Inozemtsev's hyperbolic spin model and its related spin chain

TL;DR

This paper analyzes Inozemtsev's hyperbolic su(m) spin model and its related spin chain, deriving their spectra, partition function, and exploring implications for quantum chaos conjectures.

Contribution

It provides an explicit spectrum calculation and partition function for Inozemtsev's model and the associated spin chain, connecting them to Haldane-Shastry motifs and quantum chaos.

Findings

Spectrum of Inozemtsev's model computed

Partition function of Frahm-Inozemtsev chain derived

Level density and spacing distribution analyzed

Abstract

In this paper we study Inozemtsev's su(m) quantum spin model with hyperbolic interactions and the associated spin chain of Haldane-Shastry type introduced by Frahm and Inozemtsev.
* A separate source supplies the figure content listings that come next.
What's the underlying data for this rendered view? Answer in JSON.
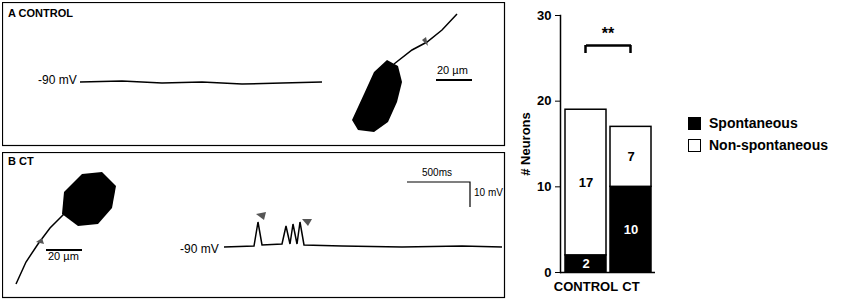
{
  "chart_data": {
    "type": "bar",
    "stacked": true,
    "y_label": "# Neurons",
    "categories": [
      "CONTROL",
      "CT"
    ],
    "series": [
      {
        "name": "Spontaneous",
        "color": "#000000",
        "values": [
          2,
          10
        ]
      },
      {
        "name": "Non-spontaneous",
        "color": "#ffffff",
        "values": [
          17,
          7
        ]
      }
    ],
    "ylim": [
      0,
      30
    ],
    "yticks": [
      0,
      10,
      20,
      30
    ],
    "data_labels": true,
    "legend": "right",
    "annotations": [
      {
        "text": "**",
        "from": "CONTROL",
        "to": "CT",
        "y": 26.5
      }
    ]
  },
  "panels": [
    {
      "label": "A",
      "title": "CONTROL",
      "potential": "-90 mV",
      "scale_bar": "20 µm"
    },
    {
      "label": "B",
      "title": "CT",
      "potential": "-90 mV",
      "scale_bar": "20 µm",
      "time_bar": "500ms",
      "voltage_bar": "10 mV"
    }
  ]
}
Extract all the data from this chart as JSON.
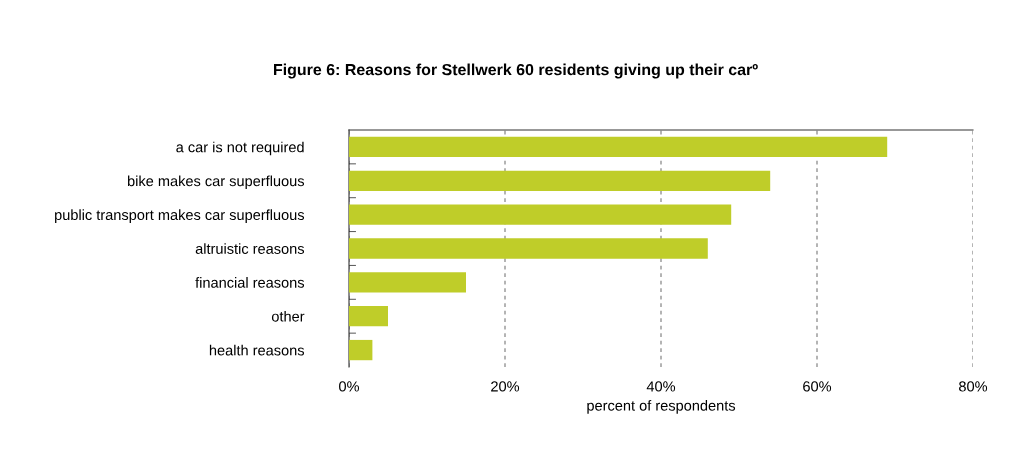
{
  "chart_data": {
    "type": "bar",
    "orientation": "horizontal",
    "title": "Figure 6: Reasons for Stellwerk 60 residents giving up their carº",
    "xlabel": "percent of respondents",
    "categories": [
      "a car is not required",
      "bike makes car superfluous",
      "public transport makes car superfluous",
      "altruistic reasons",
      "financial reasons",
      "other",
      "health reasons"
    ],
    "values": [
      69,
      54,
      49,
      46,
      15,
      5,
      3
    ],
    "color": "#bfcd29",
    "xlim": [
      0,
      80
    ],
    "xticks": [
      {
        "value": 0,
        "label": "0%"
      },
      {
        "value": 20,
        "label": "20%"
      },
      {
        "value": 40,
        "label": "40%"
      },
      {
        "value": 60,
        "label": "60%"
      },
      {
        "value": 80,
        "label": "80%"
      }
    ],
    "grid": "x",
    "legend": false
  }
}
We compute the spectrum of Inozemtsev's model, and use this result and the freezing trick to derive a simple analytic expression for the partition function of the Frahm-Inozemtsev chain. We show that the energy levels of the latter chain can be written in terms of the usual motifs for the Haldane-Shastry chain, although with a different dispersion relation. The formula for the partition function is used to analyze the behavior of the level density and the distribution of spacings between consecutive unfolded levels. We discuss the relevance of our results in connection with two well-known conjectures in quantum chaos.